A couple of nights ago, some colleagues and I were discussing music over dinner. Well, we were talking about priacy and P2P, but it led into music.
Music and songs are a unique thing. Often times one has to work to find a band they like, or a style of music. Before you invest in a CD, you generally want to listen to at least some of the songs once. And after you buy it, you are going to play it over and over for a long time coming.
Contrast this with movies, which generally someone goes to see just based on ads or word of mouth, and usually sees once or twice. Even if they buy the DVD, watching it more than once a week for any sustained period of time is probably rare.
So, going back to music. Having been a working musician, and still enjoying to play, the whole Napter/Piracy thing has a special place in my heart. Heck yeah, I used Napster. And Audiogalaxy. I never could find myself willing to use Limewire or Kazaa, but I do buy music from iTunes. And, of course, I own a lot of CDs. But, as a musician, I know that downloading the songs does hurt the musicians to some degree (no matter how I justify inside). So most of the songs I downloaded fell into 4 categories:
- Songs I already own on CD or something similar
- Songs I owned at one time (like my Pearl Jam Ten album which has gotten lost along the way)
- Songs that interest me and might convince me to buy the album
- Songs I couldn’t buy anywhere else, or couldn’t find (a lot of my live songs fall into this category)
Sure, there were some songs whose albums I never intended to buy, and there were songs I needed for a one time thing. Most of that has gone away with the iTunes model, since I don’t mind shelling out 99c for a song I am wanting to hear.
Anyway, the conversation led, as it normally does, to the point being made that artists don’t make any money off of the songs – they make it off merch and concerts. True to some degree, but it doesn’t make taking the songs any righter. But, my friends pushed to say that what they really wanted to do was to be able to tell someone, “Hey, I found this awesome group – listen to it!”. With a CD, you would just let them borrow it, perfectly within your rights. But if you send them an MP3, they might do the right thing and buy it if they like it, but why would they – they already have a perfectly good version of it!

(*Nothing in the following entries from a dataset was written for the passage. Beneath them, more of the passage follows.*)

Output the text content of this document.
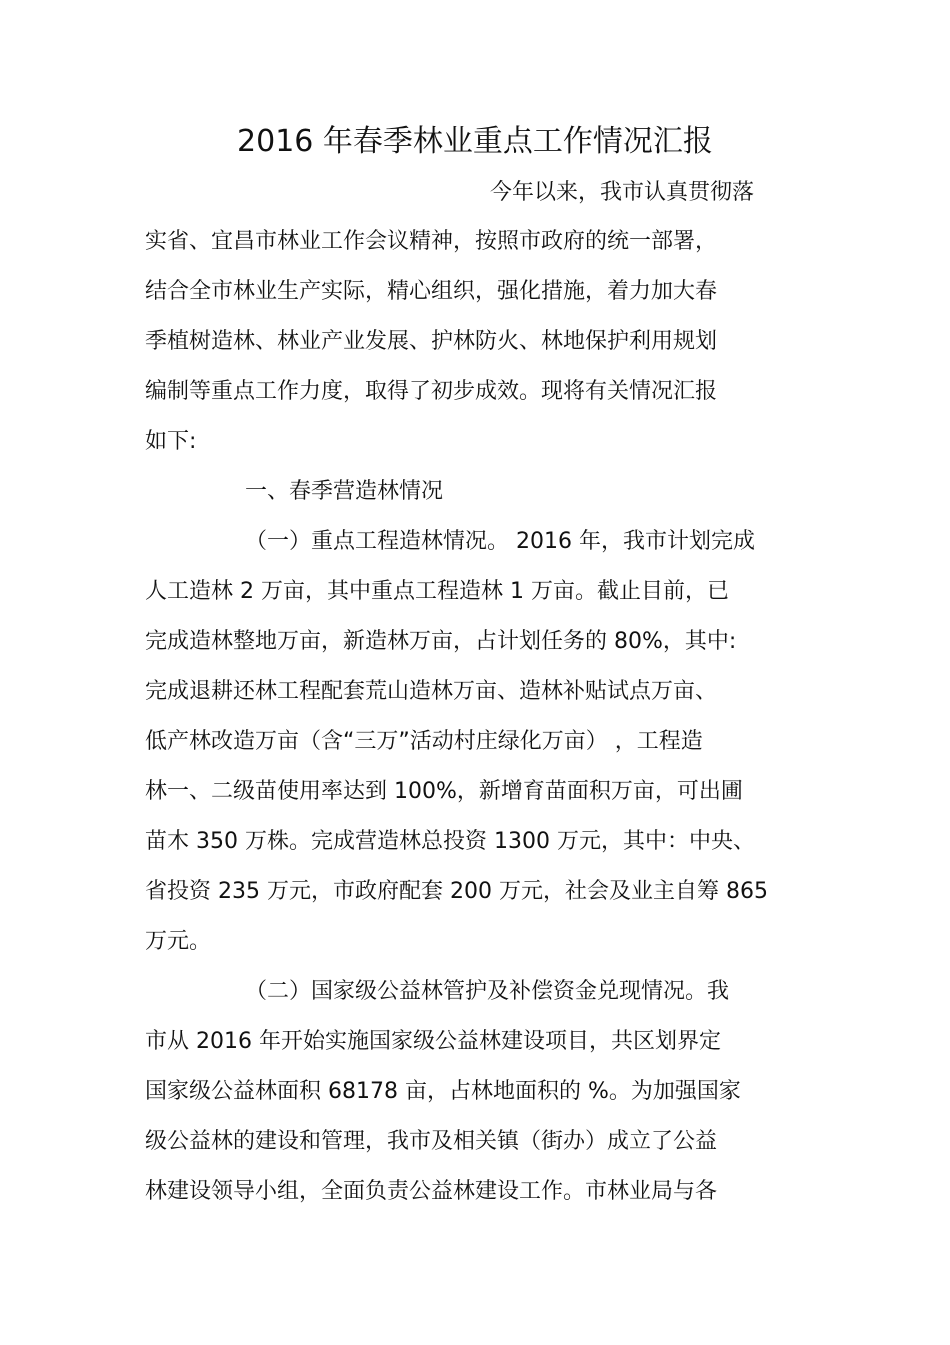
2016 年春季林业重点工作情况汇报
今年以来，我市认真贯彻落
实省、宜昌市林业工作会议精神，按照市政府的统一部署，
结合全市林业生产实际，精心组织，强化措施，着力加大春
季植树造林、林业产业发展、护林防火、林地保护利用规划
编制等重点工作力度，取得了初步成效。现将有关情况汇报
如下:
一、春季营造林情况
（一）重点工程造林情况。 2016 年，我市计划完成
人工造林 2 万亩，其中重点工程造林 1 万亩。截止目前，已
完成造林整地万亩，新造林万亩，占计划任务的 80%，其中:
完成退耕还林工程配套荒山造林万亩、造林补贴试点万亩、
低产林改造万亩（含“三万”活动村庄绿化万亩） ，工程造
林一、二级苗使用率达到 100%，新增育苗面积万亩，可出圃
苗木 350 万株。完成营造林总投资 1300 万元，其中：中央、
省投资 235 万元，市政府配套 200 万元，社会及业主自筹 865
万元。
（二）国家级公益林管护及补偿资金兑现情况。我
市从 2016 年开始实施国家级公益林建设项目，共区划界定
国家级公益林面积 68178 亩，占林地面积的 %。为加强国家
级公益林的建设和管理，我市及相关镇（街办）成立了公益
林建设领导小组，全面负责公益林建设工作。市林业局与各
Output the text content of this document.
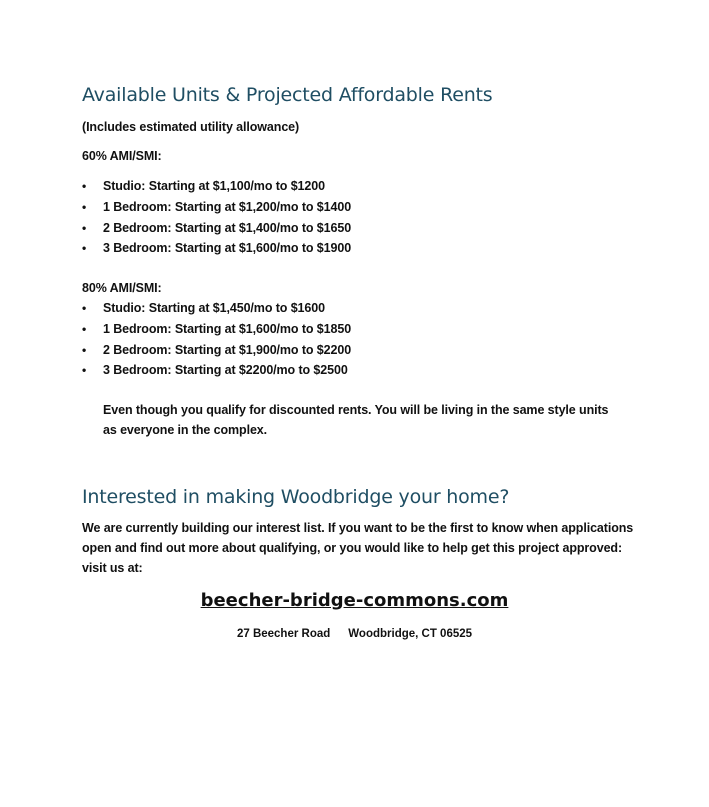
Available Units & Projected Affordable Rents
(Includes estimated utility allowance)
60% AMI/SMI:
• Studio: Starting at $1,100/mo to $1200
• 1 Bedroom: Starting at $1,200/mo to $1400
• 2 Bedroom: Starting at $1,400/mo to $1650
• 3 Bedroom: Starting at $1,600/mo to $1900
80% AMI/SMI:
• Studio: Starting at $1,450/mo to $1600
• 1 Bedroom: Starting at $1,600/mo to $1850
• 2 Bedroom: Starting at $1,900/mo to $2200
• 3 Bedroom: Starting at $2200/mo to $2500
Even though you qualify for discounted rents. You will be living in the same style units as everyone in the complex.
Interested in making Woodbridge your home?
We are currently building our interest list. If you want to be the first to know when applications open and find out more about qualifying, or you would like to help get this project approved: visit us at:
beecher-bridge-commons.com
27 Beecher Road Woodbridge, CT 06525
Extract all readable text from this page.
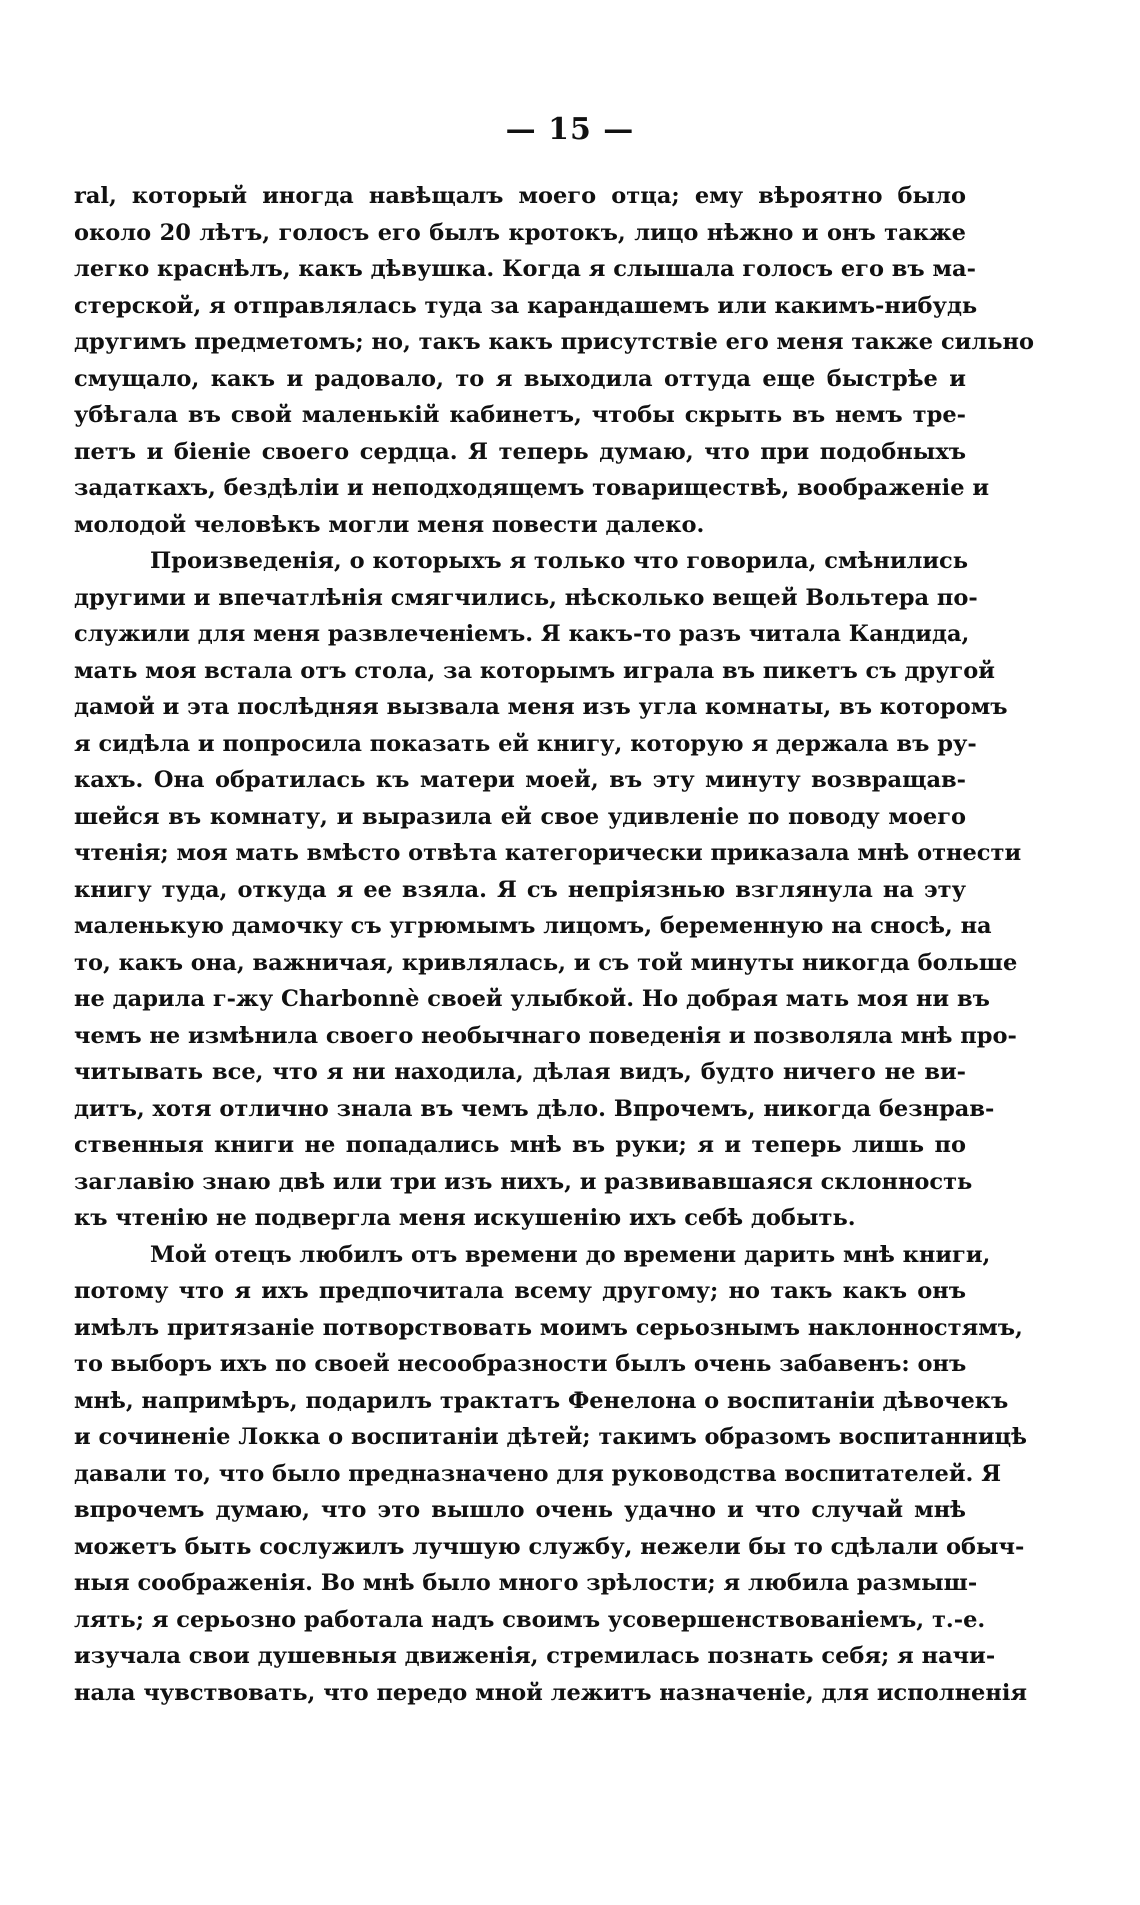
— 15 —
ral, который иногда навѣщалъ моего отца; ему вѣроятно было
около 20 лѣтъ, голосъ его былъ кротокъ, лицо нѣжно и онъ также
легко краснѣлъ, какъ дѣвушка. Когда я слышала голосъ его въ ма-
стерской, я отправлялась туда за карандашемъ или какимъ-нибудь
другимъ предметомъ; но, такъ какъ присутствіе его меня также сильно
смущало, какъ и радовало, то я выходила оттуда еще быстрѣе и
убѣгала въ свой маленькій кабинетъ, чтобы скрыть въ немъ тре-
петъ и біеніе своего сердца. Я теперь думаю, что при подобныхъ
задаткахъ, бездѣліи и неподходящемъ товариществѣ, воображеніе и
молодой человѣкъ могли меня повести далеко.
Произведенія, о которыхъ я только что говорила, смѣнились
другими и впечатлѣнія смягчились, нѣсколько вещей Вольтера по-
служили для меня развлеченіемъ. Я какъ-то разъ читала Кандида,
мать моя встала отъ стола, за которымъ играла въ пикетъ съ другой
дамой и эта послѣдняя вызвала меня изъ угла комнаты, въ которомъ
я сидѣла и попросила показать ей книгу, которую я держала въ ру-
кахъ. Она обратилась къ матери моей, въ эту минуту возвращав-
шейся въ комнату, и выразила ей свое удивленіе по поводу моего
чтенія; моя мать вмѣсто отвѣта категорически приказала мнѣ отнести
книгу туда, откуда я ее взяла. Я съ непріязнью взглянула на эту
маленькую дамочку съ угрюмымъ лицомъ, беременную на сносѣ, на
то, какъ она, важничая, кривлялась, и съ той минуты никогда больше
не дарила г-жу Charbonnè своей улыбкой. Но добрая мать моя ни въ
чемъ не измѣнила своего необычнаго поведенія и позволяла мнѣ про-
читывать все, что я ни находила, дѣлая видъ, будто ничего не ви-
дитъ, хотя отлично знала въ чемъ дѣло. Впрочемъ, никогда безнрав-
ственныя книги не попадались мнѣ въ руки; я и теперь лишь по
заглавію знаю двѣ или три изъ нихъ, и развивавшаяся склонность
къ чтенію не подвергла меня искушенію ихъ себѣ добыть.
Мой отецъ любилъ отъ времени до времени дарить мнѣ книги,
потому что я ихъ предпочитала всему другому; но такъ какъ онъ
имѣлъ притязаніе потворствовать моимъ серьознымъ наклонностямъ,
то выборъ ихъ по своей несообразности былъ очень забавенъ: онъ
мнѣ, напримѣръ, подарилъ трактатъ Фенелона о воспитаніи дѣвочекъ
и сочиненіе Локка о воспитаніи дѣтей; такимъ образомъ воспитанницѣ
давали то, что было предназначено для руководства воспитателей. Я
впрочемъ думаю, что это вышло очень удачно и что случай мнѣ
можетъ быть сослужилъ лучшую службу, нежели бы то сдѣлали обыч-
ныя соображенія. Во мнѣ было много зрѣлости; я любила размыш-
лять; я серьозно работала надъ своимъ усовершенствованіемъ, т.-е.
изучала свои душевныя движенія, стремилась познать себя; я начи-
нала чувствовать, что передо мной лежитъ назначеніе, для исполненія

So this is where I see the application of DRM. If I could send a song to you, but put some restrictions like you can listen to it 3 times but then have to buy it, I don’t feel guilty about giving you the song, and if they decide to keep it, that’s fine, because they can’t listen to it without buying it.
This is also where I see DRM break down. If, instead of sending you the DRMd song, I want to burn you a copy of the CD, I might just do that. And I should be able to do that. Or, in other words, DRM shouldn’t be used to restrict what I can do with it – it should be used to allow me to choose to restrict it to others.
So, here’s my model. I purchase a song, or a CD. When I purchase it, I get it as an MP3, with no restrictions. So, if I choose to send that to my friend, he can choose to listen to it over and over without buying it. But, I have another option. Either something on my computer, or something online, allows me to send a DRMd version to my friend to listen to. So, I can send one that expires after 3 plays, or 5 days, or something. It’s easy to do, I get to spread the music but not feel a little dirty about sending over a version which he could just copy and never buy.
In other words, give people the choice to send things as DRM. Make it an easy option for people to use, both in sending it, and using it. Develop a single consortium which all devices can play – like MP3s. And don’t make me sell my soul to do it.
So that’s it. That’s the model I’d be willing to live with. Give me the choice to do whatever I want, but entice me to use DRM by making it easy, universal, and, most importantly, optional. Force it down my throat and I’ll run the other way.